Takhrijul hadist mulai berkembang sejak tahun 463 H setelah al-Khatib al-Baghdadi melakukan pentakhrijan terhadap beberapa hadist.  Hal tersebut dilatar belakangi oleh adanya  kesulitan yang dialami oleh para ulama’ dalam menemukan tempat-tempat sebuah hadist untuk menjadi dasar ilmu-ilmu agama. Keadaan seperti itu tidak dialami oleh para ulama’ dahulu, karena mereka mempunyai daya ingat yang kuat, pengetahuan  yang sangat luas tentang hadist serta belum adanya usaha-usaha  baik dari kalangan  umat islam  sendiri maupun dari luar islam yang berusaha untuk membuat hadist palsu.

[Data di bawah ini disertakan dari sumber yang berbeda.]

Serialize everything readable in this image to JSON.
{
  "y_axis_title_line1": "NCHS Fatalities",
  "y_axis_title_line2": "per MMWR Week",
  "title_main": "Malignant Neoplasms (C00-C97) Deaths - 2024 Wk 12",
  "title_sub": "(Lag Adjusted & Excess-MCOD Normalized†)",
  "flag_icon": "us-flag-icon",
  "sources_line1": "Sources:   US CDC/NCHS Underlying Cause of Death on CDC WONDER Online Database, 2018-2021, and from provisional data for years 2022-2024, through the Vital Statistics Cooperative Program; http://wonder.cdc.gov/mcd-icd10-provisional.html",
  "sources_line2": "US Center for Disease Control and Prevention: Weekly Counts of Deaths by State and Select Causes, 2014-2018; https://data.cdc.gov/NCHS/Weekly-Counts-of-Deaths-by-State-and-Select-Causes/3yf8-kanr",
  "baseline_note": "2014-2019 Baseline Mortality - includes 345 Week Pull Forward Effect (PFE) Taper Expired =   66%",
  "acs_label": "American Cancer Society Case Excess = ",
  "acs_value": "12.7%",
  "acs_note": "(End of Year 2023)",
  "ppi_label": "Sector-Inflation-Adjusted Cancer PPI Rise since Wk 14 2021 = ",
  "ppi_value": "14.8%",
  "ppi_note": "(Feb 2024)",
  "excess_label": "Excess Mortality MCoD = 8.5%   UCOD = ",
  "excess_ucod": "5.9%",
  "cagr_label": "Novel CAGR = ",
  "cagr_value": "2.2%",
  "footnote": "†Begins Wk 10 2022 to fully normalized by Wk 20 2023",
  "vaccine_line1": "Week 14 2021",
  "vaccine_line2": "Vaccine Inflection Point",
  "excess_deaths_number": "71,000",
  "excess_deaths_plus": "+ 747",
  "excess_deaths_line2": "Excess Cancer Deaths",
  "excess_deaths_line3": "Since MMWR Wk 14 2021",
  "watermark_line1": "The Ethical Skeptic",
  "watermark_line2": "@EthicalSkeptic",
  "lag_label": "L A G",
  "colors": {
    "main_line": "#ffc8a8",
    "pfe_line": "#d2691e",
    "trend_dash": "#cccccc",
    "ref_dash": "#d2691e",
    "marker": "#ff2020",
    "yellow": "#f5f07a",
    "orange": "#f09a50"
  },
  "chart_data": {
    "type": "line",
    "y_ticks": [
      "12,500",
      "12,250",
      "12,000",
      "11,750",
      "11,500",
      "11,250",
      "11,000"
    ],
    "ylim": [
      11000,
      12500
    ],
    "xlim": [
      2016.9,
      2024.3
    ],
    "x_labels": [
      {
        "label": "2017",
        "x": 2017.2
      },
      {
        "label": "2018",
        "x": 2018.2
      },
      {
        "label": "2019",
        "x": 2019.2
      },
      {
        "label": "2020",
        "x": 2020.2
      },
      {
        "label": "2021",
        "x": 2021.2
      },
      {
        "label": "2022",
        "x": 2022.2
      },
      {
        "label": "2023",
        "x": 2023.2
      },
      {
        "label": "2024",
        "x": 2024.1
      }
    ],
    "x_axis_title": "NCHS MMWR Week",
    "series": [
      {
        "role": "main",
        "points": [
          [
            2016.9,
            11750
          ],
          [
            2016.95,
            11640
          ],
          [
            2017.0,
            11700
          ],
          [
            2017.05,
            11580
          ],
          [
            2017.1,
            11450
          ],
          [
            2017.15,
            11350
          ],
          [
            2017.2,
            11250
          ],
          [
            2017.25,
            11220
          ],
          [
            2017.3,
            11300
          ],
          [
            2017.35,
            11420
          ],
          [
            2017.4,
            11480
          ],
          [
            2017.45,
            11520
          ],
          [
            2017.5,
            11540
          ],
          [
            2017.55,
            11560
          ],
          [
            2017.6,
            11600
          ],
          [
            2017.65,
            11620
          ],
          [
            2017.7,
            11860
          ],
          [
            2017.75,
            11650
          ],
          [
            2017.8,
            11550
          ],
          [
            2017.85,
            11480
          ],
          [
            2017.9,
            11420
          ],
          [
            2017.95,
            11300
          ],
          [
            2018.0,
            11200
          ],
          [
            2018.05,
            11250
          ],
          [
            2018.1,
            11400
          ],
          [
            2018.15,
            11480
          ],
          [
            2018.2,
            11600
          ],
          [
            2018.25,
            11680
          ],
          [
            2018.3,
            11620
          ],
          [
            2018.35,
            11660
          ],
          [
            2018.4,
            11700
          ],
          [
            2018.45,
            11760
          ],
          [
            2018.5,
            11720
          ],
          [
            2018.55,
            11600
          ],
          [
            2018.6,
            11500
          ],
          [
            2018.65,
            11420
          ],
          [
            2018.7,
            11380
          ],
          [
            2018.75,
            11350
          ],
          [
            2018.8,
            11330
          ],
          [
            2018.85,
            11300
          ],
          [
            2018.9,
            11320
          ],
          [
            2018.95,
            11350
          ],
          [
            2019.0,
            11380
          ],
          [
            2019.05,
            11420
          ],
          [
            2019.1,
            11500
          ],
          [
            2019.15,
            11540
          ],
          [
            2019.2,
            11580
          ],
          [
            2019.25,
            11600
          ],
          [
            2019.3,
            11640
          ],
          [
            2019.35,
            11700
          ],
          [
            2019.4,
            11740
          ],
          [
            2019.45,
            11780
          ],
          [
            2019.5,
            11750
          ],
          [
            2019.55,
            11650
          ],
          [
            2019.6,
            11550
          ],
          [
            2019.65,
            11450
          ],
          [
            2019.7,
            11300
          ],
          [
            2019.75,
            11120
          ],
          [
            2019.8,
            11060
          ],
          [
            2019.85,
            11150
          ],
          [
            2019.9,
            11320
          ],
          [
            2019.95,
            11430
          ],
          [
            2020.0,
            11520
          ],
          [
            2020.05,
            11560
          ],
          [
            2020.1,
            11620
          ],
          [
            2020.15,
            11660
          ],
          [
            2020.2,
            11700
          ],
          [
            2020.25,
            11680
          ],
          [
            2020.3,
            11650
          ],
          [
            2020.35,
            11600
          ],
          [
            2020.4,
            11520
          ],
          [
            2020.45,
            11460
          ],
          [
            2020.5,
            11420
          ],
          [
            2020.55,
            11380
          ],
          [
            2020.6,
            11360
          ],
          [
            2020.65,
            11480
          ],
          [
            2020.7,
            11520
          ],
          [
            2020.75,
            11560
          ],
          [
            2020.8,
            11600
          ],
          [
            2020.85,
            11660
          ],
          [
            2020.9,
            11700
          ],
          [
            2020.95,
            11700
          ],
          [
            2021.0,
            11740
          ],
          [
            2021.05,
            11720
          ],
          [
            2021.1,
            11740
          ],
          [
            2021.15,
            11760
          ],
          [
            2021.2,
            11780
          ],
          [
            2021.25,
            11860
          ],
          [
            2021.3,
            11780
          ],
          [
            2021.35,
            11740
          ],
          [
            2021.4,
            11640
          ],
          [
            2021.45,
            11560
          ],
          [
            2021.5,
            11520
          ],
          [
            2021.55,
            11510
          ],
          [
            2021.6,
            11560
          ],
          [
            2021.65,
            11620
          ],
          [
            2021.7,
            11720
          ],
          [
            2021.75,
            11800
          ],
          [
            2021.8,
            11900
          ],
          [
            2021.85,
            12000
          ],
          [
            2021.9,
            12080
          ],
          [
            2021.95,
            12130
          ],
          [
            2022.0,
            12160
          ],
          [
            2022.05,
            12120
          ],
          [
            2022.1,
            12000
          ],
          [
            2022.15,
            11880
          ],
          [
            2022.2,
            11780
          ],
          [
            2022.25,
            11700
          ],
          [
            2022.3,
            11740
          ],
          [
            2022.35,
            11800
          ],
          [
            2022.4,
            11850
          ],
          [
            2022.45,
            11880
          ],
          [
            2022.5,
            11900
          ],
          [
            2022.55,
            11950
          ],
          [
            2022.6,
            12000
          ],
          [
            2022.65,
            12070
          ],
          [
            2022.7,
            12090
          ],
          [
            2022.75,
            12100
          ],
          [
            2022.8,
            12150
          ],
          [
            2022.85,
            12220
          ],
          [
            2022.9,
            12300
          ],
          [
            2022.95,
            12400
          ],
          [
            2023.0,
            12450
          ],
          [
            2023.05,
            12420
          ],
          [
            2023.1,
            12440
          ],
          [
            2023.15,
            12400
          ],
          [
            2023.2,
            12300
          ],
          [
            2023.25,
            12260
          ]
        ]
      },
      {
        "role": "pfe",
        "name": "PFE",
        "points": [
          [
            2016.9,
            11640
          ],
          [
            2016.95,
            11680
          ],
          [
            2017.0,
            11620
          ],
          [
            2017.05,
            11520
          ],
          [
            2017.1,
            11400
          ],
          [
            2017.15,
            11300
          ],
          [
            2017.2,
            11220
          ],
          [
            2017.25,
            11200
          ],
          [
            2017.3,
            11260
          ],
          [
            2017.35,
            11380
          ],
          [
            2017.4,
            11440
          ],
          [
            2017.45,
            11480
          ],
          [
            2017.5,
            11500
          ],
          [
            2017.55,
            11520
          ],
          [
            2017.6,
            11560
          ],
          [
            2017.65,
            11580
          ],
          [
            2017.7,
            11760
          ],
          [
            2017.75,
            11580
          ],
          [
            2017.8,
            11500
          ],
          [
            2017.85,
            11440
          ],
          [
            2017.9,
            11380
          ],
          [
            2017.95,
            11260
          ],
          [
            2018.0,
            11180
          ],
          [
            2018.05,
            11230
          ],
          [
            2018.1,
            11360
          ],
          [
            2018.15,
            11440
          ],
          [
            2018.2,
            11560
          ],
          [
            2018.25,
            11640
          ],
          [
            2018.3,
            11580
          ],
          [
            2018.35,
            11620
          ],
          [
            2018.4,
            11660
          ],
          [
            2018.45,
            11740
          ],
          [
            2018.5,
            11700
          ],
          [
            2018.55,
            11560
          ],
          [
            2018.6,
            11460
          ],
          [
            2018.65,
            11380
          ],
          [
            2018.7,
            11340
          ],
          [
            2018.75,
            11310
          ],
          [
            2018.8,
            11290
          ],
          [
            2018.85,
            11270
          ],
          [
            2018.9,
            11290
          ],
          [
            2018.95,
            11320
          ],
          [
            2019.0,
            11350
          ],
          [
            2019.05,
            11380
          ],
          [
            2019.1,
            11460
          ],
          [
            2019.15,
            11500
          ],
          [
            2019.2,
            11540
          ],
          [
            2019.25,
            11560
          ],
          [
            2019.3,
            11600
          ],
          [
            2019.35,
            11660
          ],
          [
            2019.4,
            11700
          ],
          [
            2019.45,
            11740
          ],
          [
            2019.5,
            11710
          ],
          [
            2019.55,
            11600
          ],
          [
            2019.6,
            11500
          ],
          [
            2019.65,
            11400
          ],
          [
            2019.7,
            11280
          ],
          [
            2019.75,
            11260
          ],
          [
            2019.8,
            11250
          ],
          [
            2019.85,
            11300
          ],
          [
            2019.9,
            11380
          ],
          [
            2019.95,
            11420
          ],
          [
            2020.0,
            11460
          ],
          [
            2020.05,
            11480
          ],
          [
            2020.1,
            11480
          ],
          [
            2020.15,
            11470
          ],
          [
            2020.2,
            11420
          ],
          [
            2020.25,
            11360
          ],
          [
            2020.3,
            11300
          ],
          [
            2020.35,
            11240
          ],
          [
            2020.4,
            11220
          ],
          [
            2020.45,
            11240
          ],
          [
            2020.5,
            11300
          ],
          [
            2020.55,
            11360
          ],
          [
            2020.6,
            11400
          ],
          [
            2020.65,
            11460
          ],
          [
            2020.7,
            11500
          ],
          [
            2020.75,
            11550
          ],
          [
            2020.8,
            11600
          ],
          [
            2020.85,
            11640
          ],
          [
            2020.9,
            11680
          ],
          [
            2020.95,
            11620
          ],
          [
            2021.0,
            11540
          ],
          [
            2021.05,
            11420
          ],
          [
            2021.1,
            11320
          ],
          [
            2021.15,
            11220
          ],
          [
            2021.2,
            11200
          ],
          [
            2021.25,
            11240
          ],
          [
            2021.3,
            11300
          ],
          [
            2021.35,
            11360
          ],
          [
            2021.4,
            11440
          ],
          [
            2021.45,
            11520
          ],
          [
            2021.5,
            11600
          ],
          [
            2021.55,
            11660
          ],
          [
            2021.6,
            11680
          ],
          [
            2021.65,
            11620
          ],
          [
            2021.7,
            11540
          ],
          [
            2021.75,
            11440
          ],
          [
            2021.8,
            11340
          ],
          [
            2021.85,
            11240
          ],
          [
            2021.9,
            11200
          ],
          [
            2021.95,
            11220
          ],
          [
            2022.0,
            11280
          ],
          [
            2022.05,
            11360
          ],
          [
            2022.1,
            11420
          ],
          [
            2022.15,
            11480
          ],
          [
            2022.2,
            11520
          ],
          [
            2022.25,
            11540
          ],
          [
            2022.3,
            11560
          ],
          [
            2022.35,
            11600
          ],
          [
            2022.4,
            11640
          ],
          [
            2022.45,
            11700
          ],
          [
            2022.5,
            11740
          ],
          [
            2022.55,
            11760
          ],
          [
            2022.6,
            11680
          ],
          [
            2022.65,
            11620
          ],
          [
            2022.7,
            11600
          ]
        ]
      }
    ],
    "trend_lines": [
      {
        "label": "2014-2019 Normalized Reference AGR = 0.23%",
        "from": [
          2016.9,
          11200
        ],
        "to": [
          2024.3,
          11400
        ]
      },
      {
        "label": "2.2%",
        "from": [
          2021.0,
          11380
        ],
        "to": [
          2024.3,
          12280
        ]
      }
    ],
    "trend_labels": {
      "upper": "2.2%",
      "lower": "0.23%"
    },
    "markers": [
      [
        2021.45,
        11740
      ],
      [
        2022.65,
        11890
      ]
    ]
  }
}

Aktifitas takhrijul hadist ini tepatnya pada abad IV setelah proses pentadwinan hadist nabi  berkembang. Aktivitas ini  disebut tadwin ba’da tadwin, yang  atau yang lebih populer dengan sebutan tadwin istikhraj. Tadwin istikhraj ialah kegiatan mengumpulkan hadist-hadist yang diambil dari sebuah  kitab tertentu kemudian meriwayatkannya  dengan sanad sendiri  yang lain dari sanad yang ada pada kitab tersebut, sedangkan kitabnya disebut mustakhraj[8].
Setelah populernya kegiatan tadwin istikhraj maka munculah beberapa kitab  yang sangat masyhur diantaranya  Takhriju al-Fawaid al-Muntakhabah al-Shihhah wa al-Gharaib, karya al-Syarif Abd al-Qosim al-Husaimi, al-Muhadzab, karya Abu Ishaq  al-Syirazi, Takhrij al-Ahadist  al-Muhadzab, karya Muhammad bin Musa al-Hasimi al Syafi’I, Takhriju al-Fawaid al-Muntakhabah al-Sihhah wa al-Gharaib, karya Abu al-Qasim al-Mahrawani[9].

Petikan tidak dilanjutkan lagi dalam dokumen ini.